Why India Needs Startups
With a GDP growth rate of 7.5%, one of the fastest business startup rates in the world, and a new emphasis on economic reforms that are long overdue, India’s economy is arguably one of the few bright spots in the world. Yet as a poor nation (per capita annual income is slightly more than $1,500) with 1.2 billion people, India’s challenges are daunting. The country is in the midst of an epic migration, with an estimated 400 million people relocating from rural villages to cities. And even though some 13 million new job seekers enter the Indian job market each year, the economy is generating less than half the jobs it needs.
India’s challenges were the focus of a one-day conference, titled “Startup India,” which brought together students, academics, entrepreneurs, and policy experts to MIT on April 3, 2016. The subject was particularly timely in light of Indian Prime Minister Narendra Modi’s recent announcements of a set of initiatives and financial incentives aimed at stimulating the development of new businesses and innovation in general. “Depending how these initiatives go, India could be poised for a big leap,” says Alok Singh, a former executive of Dell Inc. and one of the conference organizers.

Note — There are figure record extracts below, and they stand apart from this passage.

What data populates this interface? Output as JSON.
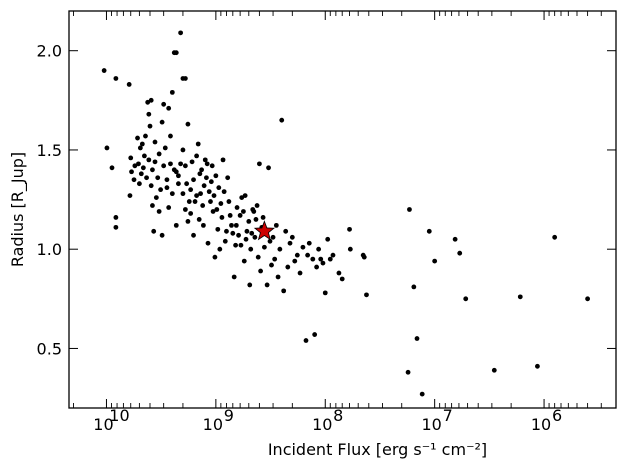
{
  "chart_data": {
    "type": "scatter",
    "xlabel": "Incident Flux [erg s⁻¹ cm⁻²]",
    "ylabel": "Radius [R_Jup]",
    "x_scale": "log",
    "x_inverted": true,
    "xlim": [
      22000000000.0,
      220000.0
    ],
    "ylim": [
      0.2,
      2.2
    ],
    "x_ticks": [
      {
        "value": 10000000000.0,
        "label": "10",
        "exponent": "10"
      },
      {
        "value": 1000000000.0,
        "label": "10",
        "exponent": "9"
      },
      {
        "value": 100000000.0,
        "label": "10",
        "exponent": "8"
      },
      {
        "value": 10000000.0,
        "label": "10",
        "exponent": "7"
      },
      {
        "value": 1000000.0,
        "label": "10",
        "exponent": "6"
      }
    ],
    "y_ticks": [
      {
        "value": 0.5,
        "label": "0.5"
      },
      {
        "value": 1.0,
        "label": "1.0"
      },
      {
        "value": 1.5,
        "label": "1.5"
      },
      {
        "value": 2.0,
        "label": "2.0"
      }
    ],
    "grid": false,
    "series": [
      {
        "marker": "dot",
        "color": "#000000",
        "points": [
          [
            10500000000.0,
            1.9
          ],
          [
            9900000000.0,
            1.51
          ],
          [
            8900000000.0,
            1.41
          ],
          [
            8200000000.0,
            1.16
          ],
          [
            8200000000.0,
            1.11
          ],
          [
            8200000000.0,
            1.86
          ],
          [
            6200000000.0,
            1.83
          ],
          [
            6100000000.0,
            1.27
          ],
          [
            6000000000.0,
            1.46
          ],
          [
            5900000000.0,
            1.39
          ],
          [
            5600000000.0,
            1.35
          ],
          [
            5500000000.0,
            1.42
          ],
          [
            5200000000.0,
            1.56
          ],
          [
            5100000000.0,
            1.43
          ],
          [
            5000000000.0,
            1.33
          ],
          [
            4900000000.0,
            1.51
          ],
          [
            4800000000.0,
            1.38
          ],
          [
            4700000000.0,
            1.53
          ],
          [
            4600000000.0,
            1.41
          ],
          [
            4500000000.0,
            1.47
          ],
          [
            4400000000.0,
            1.57
          ],
          [
            4300000000.0,
            1.36
          ],
          [
            4200000000.0,
            1.74
          ],
          [
            4100000000.0,
            1.68
          ],
          [
            4100000000.0,
            1.45
          ],
          [
            4000000000.0,
            1.62
          ],
          [
            3900000000.0,
            1.75
          ],
          [
            3900000000.0,
            1.32
          ],
          [
            3800000000.0,
            1.4
          ],
          [
            3800000000.0,
            1.22
          ],
          [
            3700000000.0,
            1.09
          ],
          [
            3600000000.0,
            1.54
          ],
          [
            3600000000.0,
            1.44
          ],
          [
            3500000000.0,
            1.26
          ],
          [
            3400000000.0,
            1.36
          ],
          [
            3300000000.0,
            1.48
          ],
          [
            3300000000.0,
            1.19
          ],
          [
            3200000000.0,
            1.3
          ],
          [
            3100000000.0,
            1.64
          ],
          [
            3100000000.0,
            1.07
          ],
          [
            3000000000.0,
            1.42
          ],
          [
            3000000000.0,
            1.73
          ],
          [
            2900000000.0,
            1.51
          ],
          [
            2800000000.0,
            1.31
          ],
          [
            2800000000.0,
            1.35
          ],
          [
            2700000000.0,
            1.71
          ],
          [
            2700000000.0,
            1.21
          ],
          [
            2600000000.0,
            1.57
          ],
          [
            2600000000.0,
            1.43
          ],
          [
            2500000000.0,
            1.79
          ],
          [
            2500000000.0,
            1.28
          ],
          [
            2400000000.0,
            1.4
          ],
          [
            2400000000.0,
            1.99
          ],
          [
            2300000000.0,
            1.39
          ],
          [
            2300000000.0,
            1.12
          ],
          [
            2300000000.0,
            1.99
          ],
          [
            2200000000.0,
            1.37
          ],
          [
            2200000000.0,
            1.33
          ],
          [
            2100000000.0,
            1.43
          ],
          [
            2100000000.0,
            2.09
          ],
          [
            2000000000.0,
            1.28
          ],
          [
            2000000000.0,
            1.86
          ],
          [
            2000000000.0,
            1.5
          ],
          [
            1900000000.0,
            1.42
          ],
          [
            1900000000.0,
            1.2
          ],
          [
            1900000000.0,
            1.86
          ],
          [
            1850000000.0,
            1.33
          ],
          [
            1800000000.0,
            1.14
          ],
          [
            1800000000.0,
            1.63
          ],
          [
            1750000000.0,
            1.24
          ],
          [
            1700000000.0,
            1.18
          ],
          [
            1700000000.0,
            1.3
          ],
          [
            1650000000.0,
            1.44
          ],
          [
            1600000000.0,
            1.35
          ],
          [
            1600000000.0,
            1.07
          ],
          [
            1550000000.0,
            1.24
          ],
          [
            1500000000.0,
            1.47
          ],
          [
            1500000000.0,
            1.27
          ],
          [
            1450000000.0,
            1.53
          ],
          [
            1420000000.0,
            1.15
          ],
          [
            1400000000.0,
            1.38
          ],
          [
            1380000000.0,
            1.28
          ],
          [
            1350000000.0,
            1.4
          ],
          [
            1320000000.0,
            1.22
          ],
          [
            1300000000.0,
            1.12
          ],
          [
            1280000000.0,
            1.32
          ],
          [
            1250000000.0,
            1.45
          ],
          [
            1220000000.0,
            1.36
          ],
          [
            1200000000.0,
            1.43
          ],
          [
            1180000000.0,
            1.03
          ],
          [
            1150000000.0,
            1.29
          ],
          [
            1120000000.0,
            1.24
          ],
          [
            1100000000.0,
            1.34
          ],
          [
            1080000000.0,
            1.42
          ],
          [
            1060000000.0,
            1.19
          ],
          [
            1040000000.0,
            1.27
          ],
          [
            1020000000.0,
            0.96
          ],
          [
            1000000000.0,
            1.37
          ],
          [
            980000000.0,
            1.2
          ],
          [
            960000000.0,
            1.1
          ],
          [
            940000000.0,
            1.31
          ],
          [
            920000000.0,
            1.0
          ],
          [
            900000000.0,
            1.23
          ],
          [
            880000000.0,
            1.16
          ],
          [
            860000000.0,
            1.45
          ],
          [
            840000000.0,
            1.29
          ],
          [
            820000000.0,
            1.04
          ],
          [
            800000000.0,
            1.09
          ],
          [
            780000000.0,
            1.36
          ],
          [
            760000000.0,
            1.24
          ],
          [
            740000000.0,
            1.17
          ],
          [
            720000000.0,
            1.12
          ],
          [
            700000000.0,
            1.08
          ],
          [
            680000000.0,
            0.86
          ],
          [
            660000000.0,
            1.02
          ],
          [
            650000000.0,
            1.12
          ],
          [
            640000000.0,
            1.21
          ],
          [
            620000000.0,
            1.07
          ],
          [
            600000000.0,
            1.17
          ],
          [
            590000000.0,
            1.02
          ],
          [
            580000000.0,
            1.26
          ],
          [
            560000000.0,
            1.19
          ],
          [
            550000000.0,
            0.94
          ],
          [
            540000000.0,
            1.27
          ],
          [
            530000000.0,
            1.05
          ],
          [
            520000000.0,
            1.09
          ],
          [
            500000000.0,
            1.14
          ],
          [
            490000000.0,
            0.82
          ],
          [
            480000000.0,
            1.0
          ],
          [
            470000000.0,
            1.08
          ],
          [
            460000000.0,
            1.2
          ],
          [
            450000000.0,
            1.19
          ],
          [
            440000000.0,
            1.06
          ],
          [
            430000000.0,
            1.15
          ],
          [
            420000000.0,
            1.22
          ],
          [
            410000000.0,
            0.96
          ],
          [
            400000000.0,
            1.43
          ],
          [
            390000000.0,
            0.89
          ],
          [
            380000000.0,
            1.11
          ],
          [
            370000000.0,
            1.16
          ],
          [
            360000000.0,
            1.01
          ],
          [
            350000000.0,
            1.1
          ],
          [
            340000000.0,
            0.82
          ],
          [
            330000000.0,
            1.41
          ],
          [
            320000000.0,
            1.04
          ],
          [
            310000000.0,
            0.92
          ],
          [
            300000000.0,
            1.06
          ],
          [
            290000000.0,
            0.95
          ],
          [
            280000000.0,
            1.12
          ],
          [
            270000000.0,
            0.86
          ],
          [
            260000000.0,
            1.0
          ],
          [
            250000000.0,
            1.65
          ],
          [
            240000000.0,
            0.79
          ],
          [
            230000000.0,
            1.09
          ],
          [
            220000000.0,
            0.91
          ],
          [
            210000000.0,
            1.03
          ],
          [
            200000000.0,
            1.06
          ],
          [
            190000000.0,
            0.94
          ],
          [
            180000000.0,
            0.97
          ],
          [
            170000000.0,
            0.88
          ],
          [
            160000000.0,
            1.01
          ],
          [
            150000000.0,
            0.54
          ],
          [
            145000000.0,
            0.97
          ],
          [
            140000000.0,
            1.03
          ],
          [
            130000000.0,
            0.95
          ],
          [
            125000000.0,
            0.57
          ],
          [
            120000000.0,
            0.91
          ],
          [
            115000000.0,
            1.0
          ],
          [
            110000000.0,
            0.95
          ],
          [
            105000000.0,
            0.93
          ],
          [
            100000000.0,
            0.78
          ],
          [
            95000000.0,
            1.05
          ],
          [
            90000000.0,
            0.95
          ],
          [
            85000000.0,
            0.97
          ],
          [
            75000000.0,
            0.88
          ],
          [
            70000000.0,
            0.85
          ],
          [
            60000000.0,
            1.1
          ],
          [
            59000000.0,
            1.0
          ],
          [
            45000000.0,
            0.97
          ],
          [
            44000000.0,
            0.96
          ],
          [
            42000000.0,
            0.77
          ],
          [
            17000000.0,
            1.2
          ],
          [
            17500000.0,
            0.38
          ],
          [
            15500000.0,
            0.81
          ],
          [
            14500000.0,
            0.55
          ],
          [
            13000000.0,
            0.27
          ],
          [
            11200000.0,
            1.09
          ],
          [
            10000000.0,
            0.94
          ],
          [
            6500000.0,
            1.05
          ],
          [
            5900000.0,
            0.98
          ],
          [
            5200000.0,
            0.75
          ],
          [
            2850000.0,
            0.39
          ],
          [
            1650000.0,
            0.76
          ],
          [
            1150000.0,
            0.41
          ],
          [
            800000.0,
            1.06
          ],
          [
            400000.0,
            0.75
          ]
        ]
      },
      {
        "marker": "star",
        "color": "#cc0000",
        "points": [
          [
            360000000.0,
            1.09
          ]
        ]
      }
    ]
  }
}
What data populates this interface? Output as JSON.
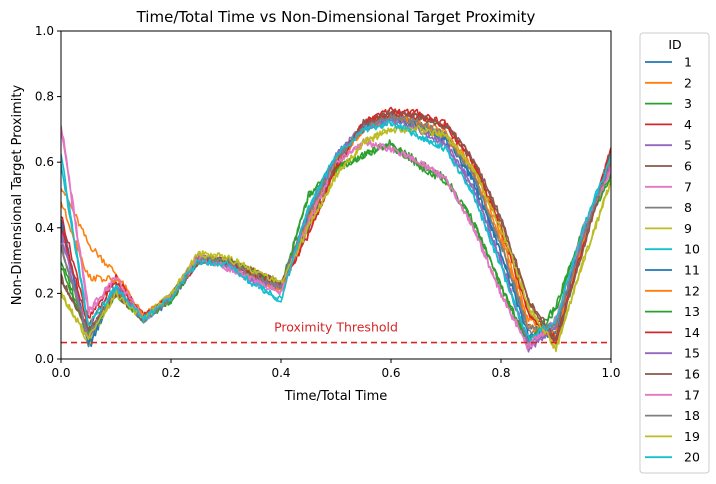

India’s problems are broad and deep: a stifling bureaucracy that makes it difficult to start businesses; a lack of transparency in government policy; infrastructure that needs massive expansion; limited capital; and restrictions on foreign investment in many key industries, including telecom, pharma, and defense. But as the country’s population grows and becomes younger (the average age is expected to be less than 30 by 2020), the pressure for change is accelerating. “If you don’t create jobs, you’ll have massive issues both from a social perspective and from an economic perspective,” says Mukesh Aghi, formerly the CEO of L&T InfoTech, a global IT solutions and services company based in Mumbai, and now president of the U.S.-India Business Council.
Ten years ago, Aghi says, 90% of the graduates of the Indian Institutes of Management went to work for multinational companies, but “now they are going to startups.” The entrepreneurial opportunities at the top of nearly everyone’s list are technology, financial services, e-commerce, and clean energy. Currently, however, India lags far behind many countries in both access to electricity and access to the Internet. Relatively few Indians have smart phones, and only one-third have bank accounts. The country depends on coal for about 70% of its electric power, although for economic and environmental reasons Arvind Subramanian, the chief economic advisor to the Indian government, hopes the country will be able to become a leader in clean coal.
While some Indian entrepreneurs are targeting solutions for people with high disposable incomes at the top of the economic pyramid, some of the best opportunities may be in addressing the needs of people in the middle and bottom of the pyramid, says Gururaj Deshpande, an career entrepreneur and venture capitalist best known as a co-founder of Sycamore Networks and native of India. “There are all these burning problems. Finding low-cost solutions that really scale, whether it’s in the economic sector or the social sector, is what’s exciting in India.”
Subramanian, the economist, thinks technology will allow India to “leapfrog many of the intermediate phases other countries have gone through.” And while some of India’s near-term future will depend on innovation, he argues that the focus for the next two decades should be more concrete: attracting foreign capital and using the country’s low-cost labor pool to generate jobs. “If we get innovation too,” he says “that will be a bonus.”